I have to say having been in far more houses that are are below the breadline than it appears a lot on here, that the large plasma screen tv for people in this situation is nowhere near as common as people believe.

MynameisTerces · 08/06/2011 11:25

They may have been given it, who knows. Agreed boysrock it isn't as common as people think.

boysrock · 08/06/2011 11:26

Yy selks we're all in this together.Hmm

Fifis25StottieCakes · 08/06/2011 11:28

MrsBethal. I actually know a girl i went to school with. She tried to flog it at cash convertors and they rang the police. I think they are all coded.

I can see it from other peoples points of view. My dd's go to a school in the next catchment area. Most of the parents are quite well off. Maybe in 150K to 200k houses. Most of them have not got a laptop

I got my other dd a reconditioned netbook off the net for xmas for £75 as they were fighting over it. They use them quite a bit now for school work.
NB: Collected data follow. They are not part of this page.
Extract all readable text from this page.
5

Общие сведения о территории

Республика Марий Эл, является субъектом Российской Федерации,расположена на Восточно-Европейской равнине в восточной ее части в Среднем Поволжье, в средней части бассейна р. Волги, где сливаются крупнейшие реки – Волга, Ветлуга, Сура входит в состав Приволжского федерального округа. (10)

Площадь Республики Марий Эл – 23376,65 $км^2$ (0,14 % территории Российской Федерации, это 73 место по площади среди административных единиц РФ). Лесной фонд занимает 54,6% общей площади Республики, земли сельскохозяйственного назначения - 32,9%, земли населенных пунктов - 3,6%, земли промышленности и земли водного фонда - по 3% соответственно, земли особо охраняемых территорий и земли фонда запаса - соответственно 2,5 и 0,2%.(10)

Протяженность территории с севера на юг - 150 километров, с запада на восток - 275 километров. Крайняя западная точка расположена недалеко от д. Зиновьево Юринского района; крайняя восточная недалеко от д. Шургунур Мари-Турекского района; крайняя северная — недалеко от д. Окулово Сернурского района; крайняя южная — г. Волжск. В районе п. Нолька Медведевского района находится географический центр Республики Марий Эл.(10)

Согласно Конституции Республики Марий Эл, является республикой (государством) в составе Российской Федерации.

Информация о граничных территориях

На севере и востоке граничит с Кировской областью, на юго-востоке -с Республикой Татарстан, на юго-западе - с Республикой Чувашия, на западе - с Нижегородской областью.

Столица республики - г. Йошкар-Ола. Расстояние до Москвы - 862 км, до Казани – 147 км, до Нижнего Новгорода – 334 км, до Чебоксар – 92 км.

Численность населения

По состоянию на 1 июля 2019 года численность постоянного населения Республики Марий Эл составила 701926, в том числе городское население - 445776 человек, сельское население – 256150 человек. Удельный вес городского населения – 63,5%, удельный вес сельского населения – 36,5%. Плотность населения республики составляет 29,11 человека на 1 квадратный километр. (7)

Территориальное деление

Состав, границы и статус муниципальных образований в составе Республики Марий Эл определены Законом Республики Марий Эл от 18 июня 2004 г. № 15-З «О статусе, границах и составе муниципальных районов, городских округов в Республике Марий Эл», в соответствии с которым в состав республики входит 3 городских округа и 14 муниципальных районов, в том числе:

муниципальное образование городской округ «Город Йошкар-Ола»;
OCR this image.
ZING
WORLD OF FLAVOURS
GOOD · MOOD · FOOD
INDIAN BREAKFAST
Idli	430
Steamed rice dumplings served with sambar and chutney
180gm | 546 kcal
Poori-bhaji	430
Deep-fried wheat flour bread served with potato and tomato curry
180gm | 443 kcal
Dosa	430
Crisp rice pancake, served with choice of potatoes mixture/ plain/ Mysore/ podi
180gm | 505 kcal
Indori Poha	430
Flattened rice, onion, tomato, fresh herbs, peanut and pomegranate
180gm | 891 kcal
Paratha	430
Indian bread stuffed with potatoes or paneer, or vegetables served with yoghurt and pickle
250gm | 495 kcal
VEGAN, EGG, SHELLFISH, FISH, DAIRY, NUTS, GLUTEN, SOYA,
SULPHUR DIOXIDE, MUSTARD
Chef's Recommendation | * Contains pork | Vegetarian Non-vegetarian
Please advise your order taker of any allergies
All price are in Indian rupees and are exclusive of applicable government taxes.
Paying people more benefits will not help. Nothing can help a woman who thinks it oks for her kid to be fed sausage rolls and spend the child benefit on herself. Giving her more money will not help the situation only pro-long it.
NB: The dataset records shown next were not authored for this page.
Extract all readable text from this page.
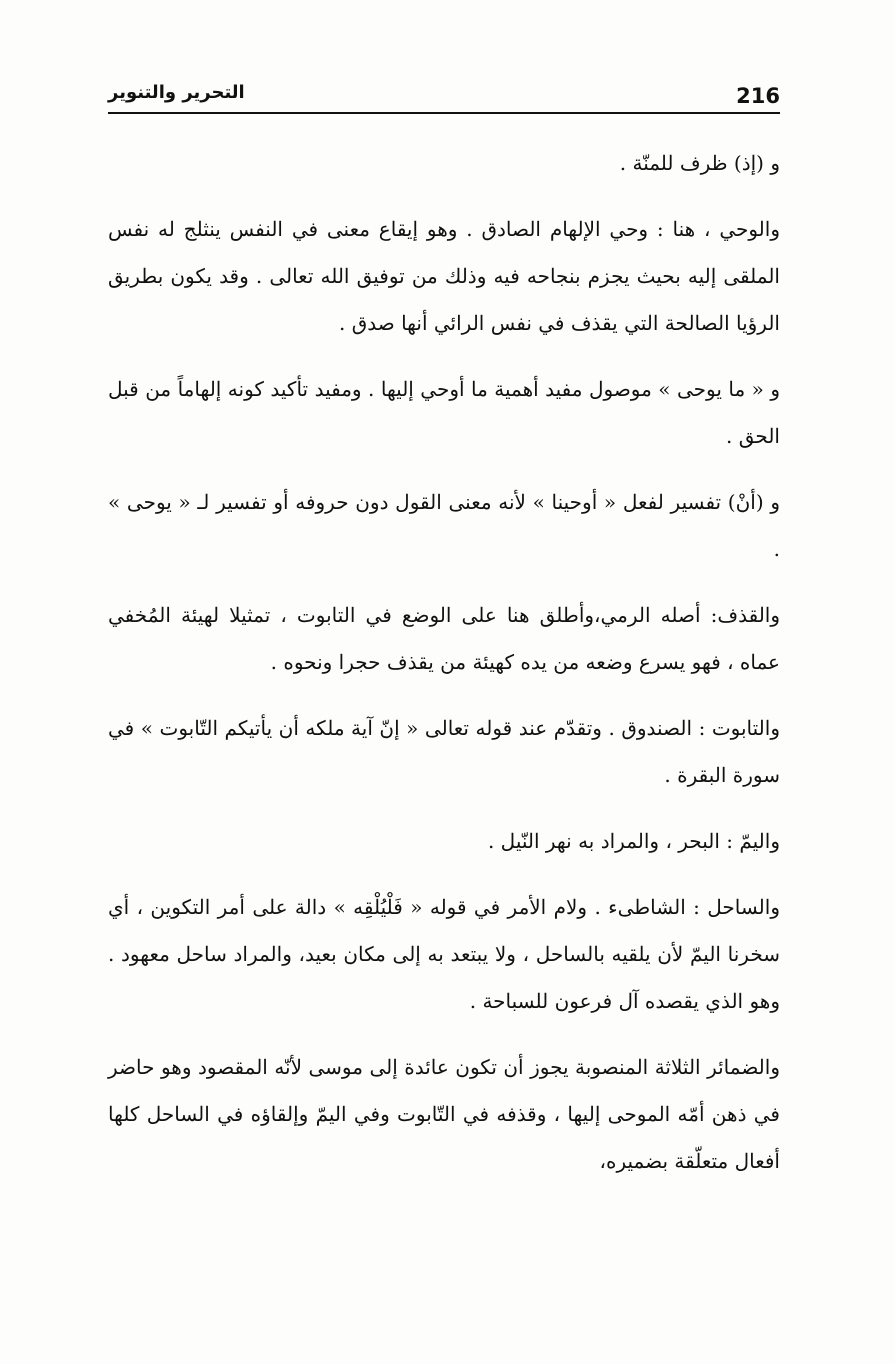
216
التحرير والتنوير

و (إذ) ظرف للمنّة .

والوحي ، هنا : وحي الإلهام الصادق . وهو إيقاع معنى في النفس ينثلج له نفس الملقى إليه بحيث يجزم بنجاحه فيه وذلك من توفيق الله تعالى . وقد يكون بطريق الرؤيا الصالحة التي يقذف في نفس الرائي أنها صدق .

و « ما يوحى » موصول مفيد أهمية ما أوحي إليها . ومفيد تأكيد كونه إلهاماً من قبل الحق .

و (أنْ) تفسير لفعل « أوحينا » لأنه معنى القول دون حروفه أو تفسير لـ « يوحى » .

والقذف: أصله الرمي،وأطلق هنا على الوضع في التابوت ، تمثيلا لهيئة المُخفي عماه ، فهو يسرع وضعه من يده كهيئة من يقذف حجرا ونحوه .

والتابوت : الصندوق . وتقدّم عند قوله تعالى « إنّ آية ملكه أن يأتيكم التّابوت » في سورة البقرة .

واليمّ : البحر ، والمراد به نهر النّيل .

والساحل : الشاطىء . ولام الأمر في قوله « فَلْيُلْقِه » دالة على أمر التكوين ، أي سخرنا اليمّ لأن يلقيه بالساحل ، ولا يبتعد به إلى مكان بعيد، والمراد ساحل معهود . وهو الذي يقصده آل فرعون للسباحة .

والضمائر الثلاثة المنصوبة يجوز أن تكون عائدة إلى موسى لأنّه المقصود وهو حاضر في ذهن أمّه الموحى إليها ، وقذفه في التّابوت وفي اليمّ وإلقاؤه في الساحل كلها أفعال متعلّقة بضميره،
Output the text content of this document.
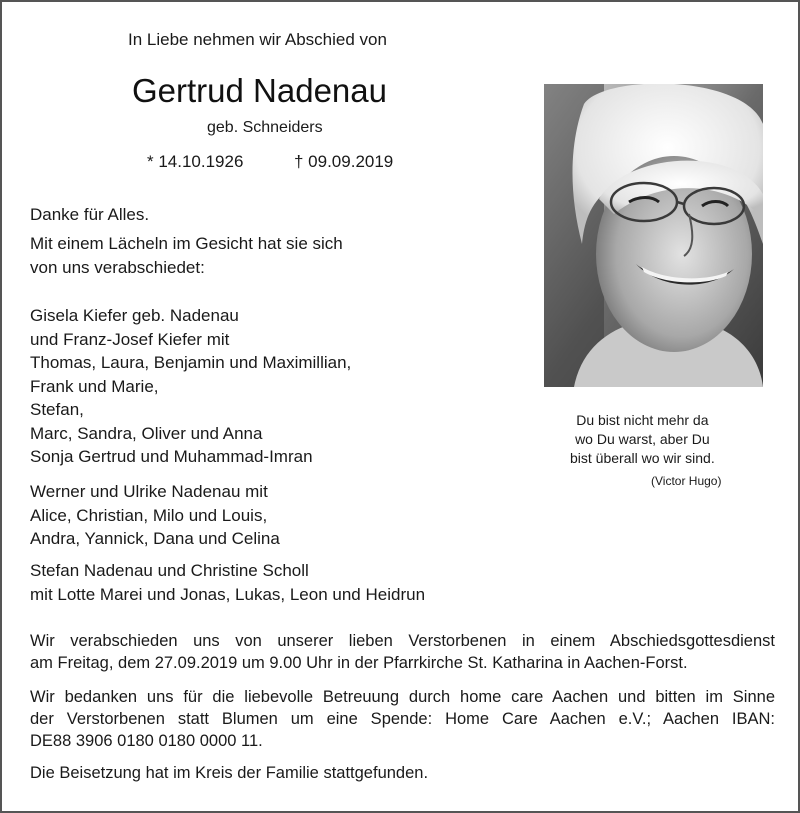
In Liebe nehmen wir Abschied von
Gertrud Nadenau
geb. Schneiders
* 14.10.1926	† 09.09.2019
Danke für Alles.
Mit einem Lächeln im Gesicht hat sie sich
von uns verabschiedet:
Gisela Kiefer geb. Nadenau
und Franz-Josef Kiefer mit
Thomas, Laura, Benjamin und Maximillian,
Frank und Marie,
Stefan,
Marc, Sandra, Oliver und Anna
Sonja Gertrud und Muhammad-Imran
Werner und Ulrike Nadenau mit
Alice, Christian, Milo und Louis,
Andra, Yannick, Dana und Celina
Stefan Nadenau und Christine Scholl
mit Lotte Marei und Jonas, Lukas, Leon und Heidrun
Du bist nicht mehr da
wo Du warst, aber Du
bist überall wo wir sind.
(Victor Hugo)
Wir verabschieden uns von unserer lieben Verstorbenen in einem Abschiedsgottesdienst
am Freitag, dem 27.09.2019 um 9.00 Uhr in der Pfarrkirche St. Katharina in Aachen-Forst.
Wir bedanken uns für die liebevolle Betreuung durch home care Aachen und bitten im Sinne
der Verstorbenen statt Blumen um eine Spende: Home Care Aachen e.V.; Aachen IBAN:
DE88 3906 0180 0180 0000 11.
Die Beisetzung hat im Kreis der Familie stattgefunden.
I was brought up with parents on benefits and have 3 brothers. It was hard we done without but were fed and clothed. My mam and dad work now and own their own home.

Yes somepeople have it hard but some of them people refuse to drag themselves out the situation they are in

youmaynotlikethis · 08/06/2011 11:28

Her feet where bad,very bad but not just that her pj bottoms wer filfthy as was the floor she was lying on and the walls,having said all that doesnt help,i felt so so sorry for the kids,i wish there was some way of helping kids like this even if it was to just send them a tenners worth of food for the kids each week and a few essentails now and then like uniform/underwear ect,and xmas gifts,im in no way well off but far from what they are living like,i was a single parent 13 years ago though
is there any people on here that live like this that we can help??
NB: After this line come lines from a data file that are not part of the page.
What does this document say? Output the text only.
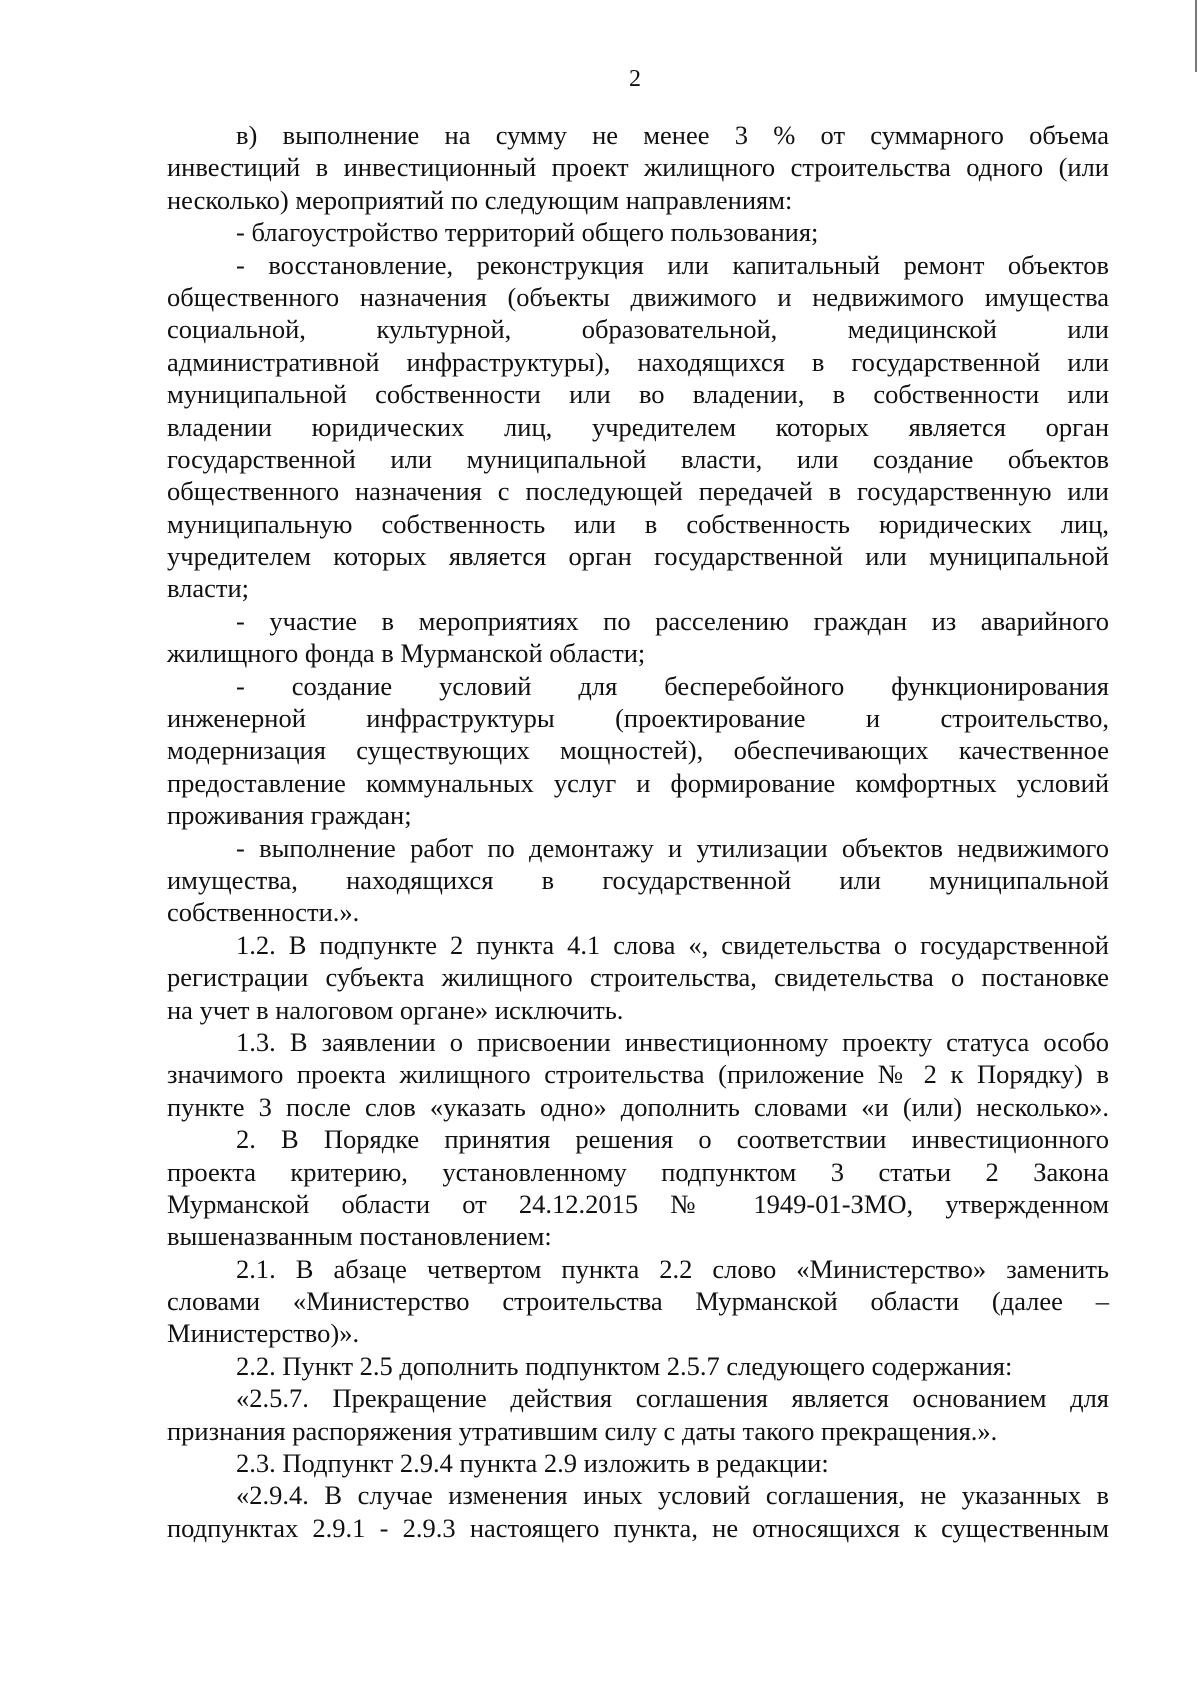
2
в) выполнение на сумму не менее 3 % от суммарного объема
инвестиций в инвестиционный проект жилищного строительства одного (или
несколько) мероприятий по следующим направлениям:
- благоустройство территорий общего пользования;
- восстановление, реконструкция или капитальный ремонт объектов
общественного назначения (объекты движимого и недвижимого имущества
социальной, культурной, образовательной, медицинской или
административной инфраструктуры), находящихся в государственной или
муниципальной собственности или во владении, в собственности или
владении юридических лиц, учредителем которых является орган
государственной или муниципальной власти, или создание объектов
общественного назначения с последующей передачей в государственную или
муниципальную собственность или в собственность юридических лиц,
учредителем которых является орган государственной или муниципальной
власти;
- участие в мероприятиях по расселению граждан из аварийного
жилищного фонда в Мурманской области;
- создание условий для бесперебойного функционирования
инженерной инфраструктуры (проектирование и строительство,
модернизация существующих мощностей), обеспечивающих качественное
предоставление коммунальных услуг и формирование комфортных условий
проживания граждан;
- выполнение работ по демонтажу и утилизации объектов недвижимого
имущества, находящихся в государственной или муниципальной
собственности.».
1.2. В подпункте 2 пункта 4.1 слова «, свидетельства о государственной
регистрации субъекта жилищного строительства, свидетельства о постановке
на учет в налоговом органе» исключить.
1.3. В заявлении о присвоении инвестиционному проекту статуса особо
значимого проекта жилищного строительства (приложение № 2 к Порядку) в
пункте 3 после слов «указать одно» дополнить словами «и (или) несколько».
2. В Порядке принятия решения о соответствии инвестиционного
проекта критерию, установленному подпунктом 3 статьи 2 Закона
Мурманской области от 24.12.2015 № 1949-01-ЗМО, утвержденном
вышеназванным постановлением:
2.1. В абзаце четвертом пункта 2.2 слово «Министерство» заменить
словами «Министерство строительства Мурманской области (далее –
Министерство)».
2.2. Пункт 2.5 дополнить подпунктом 2.5.7 следующего содержания:
«2.5.7. Прекращение действия соглашения является основанием для
признания распоряжения утратившим силу с даты такого прекращения.».
2.3. Подпункт 2.9.4 пункта 2.9 изложить в редакции:
«2.9.4. В случае изменения иных условий соглашения, не указанных в
подпунктах 2.9.1 - 2.9.3 настоящего пункта, не относящихся к существенным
feckwit · 08/06/2011 11:32

Re the feet - I dodn't notice they were dirty, I was too busy looking at how sore they were (Incidentally, an uncaring mother would not have bothered getting her all the meds surely? By the end her legs were cleared up she'd clearly been cared for). But I just wanted to say I ahve 4 chidlren who run around bare feet all summer and seriously their feet are caked in dirt at the end of the day. I don't call that bad parenting, I see it as a sign they've been busy! How does anyone know they weren't then washed before bed?

Tvs...well sure, some of the families living in poverty have huge tvs. I'm willing to bet most are paying over the odds for them though! And many end up with bad credit as they default... but I can't really begrudge them it tbh. If you can't afford to go out, can't afford activities for the children etc, I can see why you would want a tv. Blimey, I cannot imagine life when mine were small without a tv to stick on as a fall back on a rainy day!

There was a good point made above about services. I lost my job for a well known children's charity thanks to cuts. The services we offered to local authorities were services the LAs decided they could not afford to buy into - these are very hard hit areas in terms of funding.

Funnily enough, I like the "idea" of the big society that DC has proposed - where people support one another etc but am not sure how it works practically. But one scheme that I think should be invested in, is a scheme where the unemployed are utilised to renovate and upgrade existing community housing that is unhabitable. There is a real shortage of social housing and many houses are empty or in poor condition. I would like to see people offered a basic level of benefits that is increased in return for voluntary work. This gets people out and about, working as a team and learning essential skills like plastering, decorating, gardening. Seeing projects come together is hghly motivating and increases self esteem. It would help with job prospects as potential empolyers would see committment and I think more unemplyed would recognise the benefits of earning again.

grottielottie · 08/06/2011 11:33

They do not own the tv, or any of the other appliances, they rent them all.

It's a far more expensive way to do it but as they haven't got the cash to buy outright what choice do they have.